While animal blood can provide nutrients, there are also risks to consider:

  • Toxins build-up – Waste products excreted into blood.
  • Bacterial contamination – Pathogens like E. coli present.
  • Prion diseases – Neurodegenerative disorders like bovine spongiform encephalopathy.
  • Allergic reactions – Possible allergies to proteins in blood.
  • Ethical concerns – Views on animal rights and slaughter methods.

Thorough cooking and processing of animal blood reduces certain risks, but does not eliminate them entirely. Caution should be exercised when consuming blood from animal sources.

Does Vampire Blood Have Calories?

The existence of literal vampires that consume blood for sustenance remains the stuff of myth and legend. However, if vampires did exist, would their blood contain calories and other nutrients?

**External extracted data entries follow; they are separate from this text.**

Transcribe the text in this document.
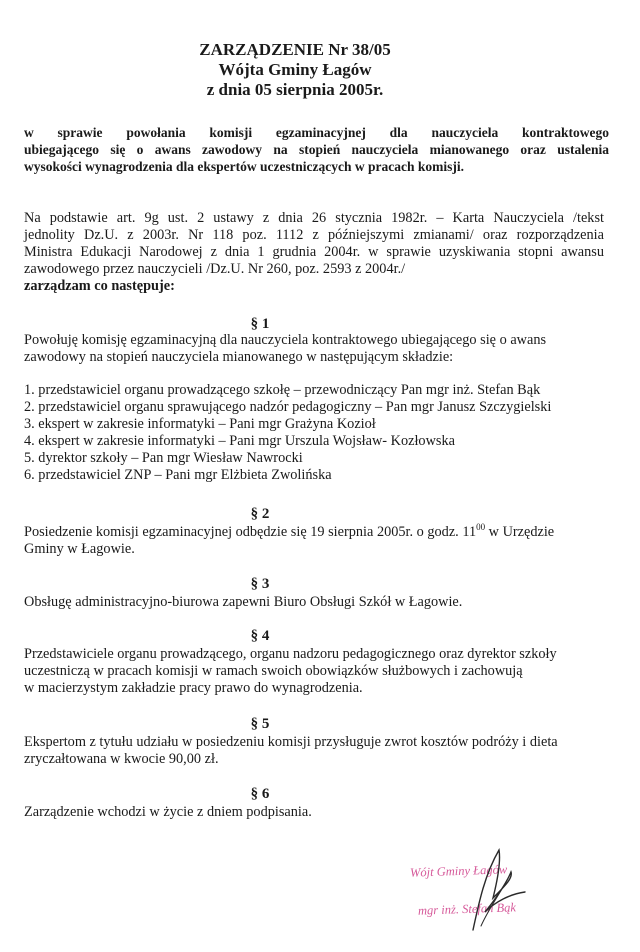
ZARZĄDZENIE Nr 38/05
Wójta Gminy Łagów
z dnia 05 sierpnia 2005r.
w sprawie powołania komisji egzaminacyjnej dla nauczyciela kontraktowego
ubiegającego się o awans zawodowy na stopień nauczyciela mianowanego oraz ustalenia
wysokości wynagrodzenia dla ekspertów uczestniczących w pracach komisji.
Na podstawie art. 9g ust. 2 ustawy z dnia 26 stycznia 1982r. – Karta Nauczyciela /tekst
jednolity Dz.U. z 2003r. Nr 118 poz. 1112 z późniejszymi zmianami/ oraz rozporządzenia
Ministra Edukacji Narodowej z dnia 1 grudnia 2004r. w sprawie uzyskiwania stopni awansu
zawodowego przez nauczycieli /Dz.U. Nr 260, poz. 2593 z 2004r./
zarządzam co następuje:
§ 1
Powołuję komisję egzaminacyjną dla nauczyciela kontraktowego ubiegającego się o awans
zawodowy na stopień nauczyciela mianowanego w następującym składzie:
1. przedstawiciel organu prowadzącego szkołę – przewodniczący Pan mgr inż. Stefan Bąk
2. przedstawiciel organu sprawującego nadzór pedagogiczny – Pan mgr Janusz Szczygielski
3. ekspert w zakresie informatyki – Pani mgr Grażyna Kozioł
4. ekspert w zakresie informatyki – Pani mgr Urszula Wojsław- Kozłowska
5. dyrektor szkoły – Pan mgr Wiesław Nawrocki
6. przedstawiciel ZNP – Pani mgr Elżbieta Zwolińska
§ 2
Posiedzenie komisji egzaminacyjnej odbędzie się 19 sierpnia 2005r. o godz. $11^{00}$ w Urzędzie
Gminy w Łagowie.
§ 3
Obsługę administracyjno-biurowa zapewni Biuro Obsługi Szkół w Łagowie.
§ 4
Przedstawiciele organu prowadzącego, organu nadzoru pedagogicznego oraz dyrektor szkoły
uczestniczą w pracach komisji w ramach swoich obowiązków służbowych i zachowują
w macierzystym zakładzie pracy prawo do wynagrodzenia.
§ 5
Ekspertom z tytułu udziału w posiedzeniu komisji przysługuje zwrot kosztów podróży i dieta
zryczałtowana w kwocie 90,00 zł.
§ 6
Zarządzenie wchodzi w życie z dniem podpisania.
Wójt Gminy Łagów
mgr inż. Stefan Bąk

Since vampires are fictional, there are no definitive answers. However, we can speculate based on vampire lore:

  • Human origins – If converted from humans, vampire blood may have similar calorie content.
  • Dietary dependence – Feeding on blood may alter nutrient composition.
  • Enhanced physiology – Increased abilities may require more energy.
  • Supernatural factors – Magical qualities could affect calorie levels.

Overall, if vampire blood existed, it would likely provide some level of calories and nutrition to sustain their bodies. However, the extent and bioavailability could differ greatly from normal human blood.

Role in Vampire Lore

Drinking vampire blood, instead of being consumed, also plays a role in folklore:

  • Turning humans – Can transform humans into new vampires.
  • Life essence – Used to extend life spans and youth.
  • Psychic links – Connects vampires telepathically to humans.
  • Augmented strength – Temporarily enhances abilities of humans.

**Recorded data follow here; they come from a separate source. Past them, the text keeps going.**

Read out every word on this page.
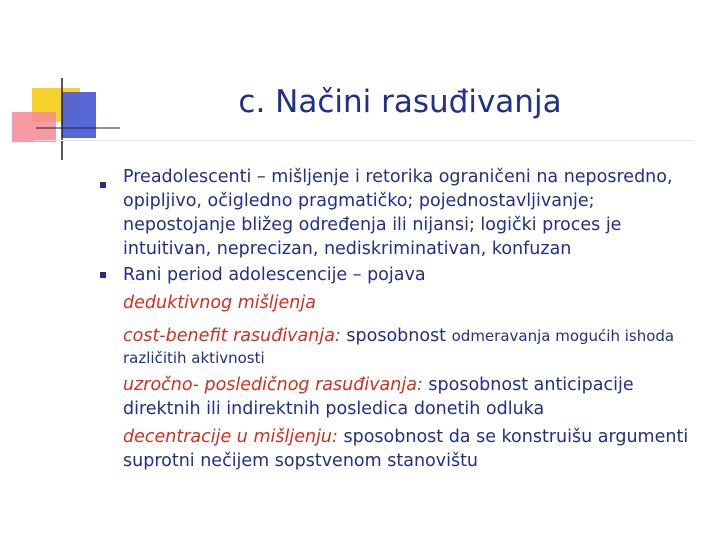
c. Načini rasuđivanja
Preadolescenti – mišljenje i retorika ograničeni na neposredno,
opipljivo, očigledno pragmatičko; pojednostavljivanje;
nepostojanje bližeg određenja ili nijansi; logički proces je
intuitivan, neprecizan, nediskriminativan, konfuzan
Rani period adolescencije – pojava
deduktivnog mišljenja
cost-benefit rasuđivanja: sposobnost odmeravanja mogućih ishoda
različitih aktivnosti
uzročno- posledičnog rasuđivanja: sposobnost anticipacije
direktnih ili indirektnih posledica donetih odluka
decentracije u mišljenju: sposobnost da se konstruišu argumenti
suprotni nečijem sopstvenom stanovištu
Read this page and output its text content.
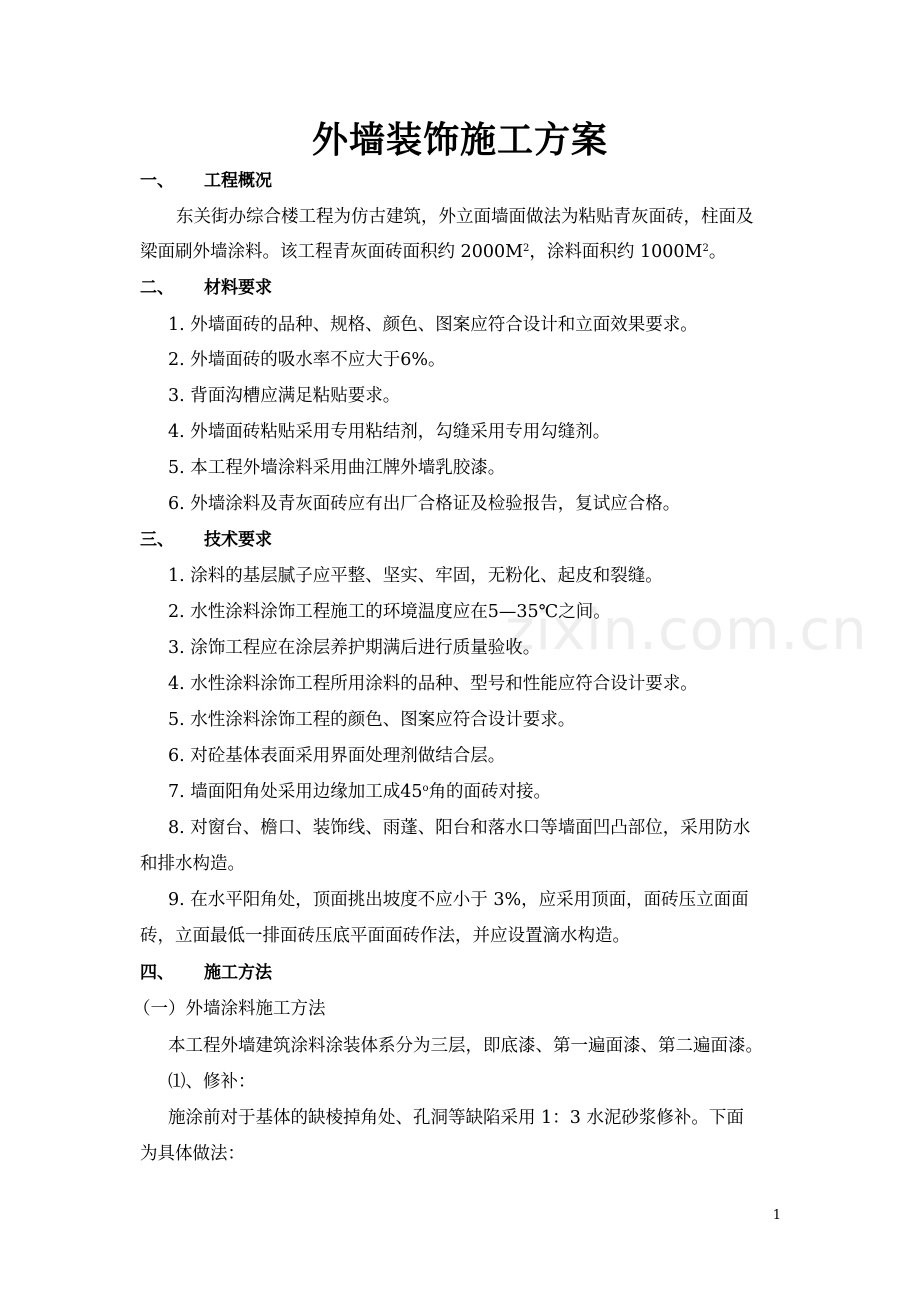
zixin.com.cn
外墙装饰施工方案
一、 工程概况
东关街办综合楼工程为仿古建筑，外立面墙面做法为粘贴青灰面砖，柱面及
梁面刷外墙涂料。该工程青灰面砖面积约 $2000M^2$，涂料面积约 $1000M^2$。
二、 材料要求
1. 外墙面砖的品种、规格、颜色、图案应符合设计和立面效果要求。
2. 外墙面砖的吸水率不应大于6%。
3. 背面沟槽应满足粘贴要求。
4. 外墙面砖粘贴采用专用粘结剂，勾缝采用专用勾缝剂。
5. 本工程外墙涂料采用曲江牌外墙乳胶漆。
6. 外墙涂料及青灰面砖应有出厂合格证及检验报告，复试应合格。
三、 技术要求
1. 涂料的基层腻子应平整、坚实、牢固，无粉化、起皮和裂缝。
2. 水性涂料涂饰工程施工的环境温度应在5—35℃之间。
3. 涂饰工程应在涂层养护期满后进行质量验收。
4. 水性涂料涂饰工程所用涂料的品种、型号和性能应符合设计要求。
5. 水性涂料涂饰工程的颜色、图案应符合设计要求。
6. 对砼基体表面采用界面处理剂做结合层。
7. 墙面阳角处采用边缘加工成45$^o$角的面砖对接。
8. 对窗台、檐口、装饰线、雨蓬、阳台和落水口等墙面凹凸部位，采用防水
和排水构造。
9. 在水平阳角处，顶面挑出坡度不应小于 3%，应采用顶面，面砖压立面面
砖，立面最低一排面砖压底平面面砖作法，并应设置滴水构造。
四、 施工方法
（一）外墙涂料施工方法
本工程外墙建筑涂料涂装体系分为三层，即底漆、第一遍面漆、第二遍面漆。
⑴、修补：
施涂前对于基体的缺棱掉角处、孔洞等缺陷采用 1：3 水泥砂浆修补。下面
为具体做法：
1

The mystical properties of vampire blood enable intriguing mythical abilities according to legends. But since vampires are fictional, the function of their blood remains imaginary.

Blood Substitutes as Calorie Supply

Due to the impracticalities and potential risks of consuming real blood, scientists have worked to develop artificial blood substitutes. These serve as calorie sources and attempt to mimic certain blood functions.

Some examples of man-made blood substitutes include:

  • Perfluorocarbons – Synthetic hydrocarbons can transport gases like oxygen.
  • Hemoglobin-based – Use hemoglobin proteins to carry oxygen.
  • Stem cellgrown – Cultivate red blood cells from stem cells.

These substitutes aim to provide nutrients and oxygen delivery without needing to obtain real blood. However, their nutritional value and efficacy as blood replacements remains under investigation.

Limitations of Current Substitutes

Unfortunately, current artificial blood products have certain drawbacks:

  • Temporary effect – Short circulation half-lives.
  • Toxicity – Some cause organ damage.
  • Immunogenicity – May provoke immune reactions.
  • Cost – Expensive to produce and use.
  • Oxygen limits – Do not mimic all oxygen delivery functions.

Further research is underway to develop improved blood substitutes that can effectively mimic the nutrient profile and functionality of real blood.


In summary, drinking blood does contain calories derived from proteins, carbohydrates, and fats. However, the nutritional value can vary greatly based on the blood source.

Animal blood, especially from livestock, generally provides more abundant nutrients compared to human blood when consumed. However, there are ethical issues and health risks that come with ingesting animal blood.

The concept of vampire blood calories emerges from myth and folklore, with no definitive answers. Meanwhile, artificial blood substitutes aim to provide calorie sources while mimicking certain blood functions.

Overall, under normal circumstances, drinking blood is not an advisable or practical source of nutrition. A healthy balanced diet can easily provide the necessary calories and nutrients without the risks.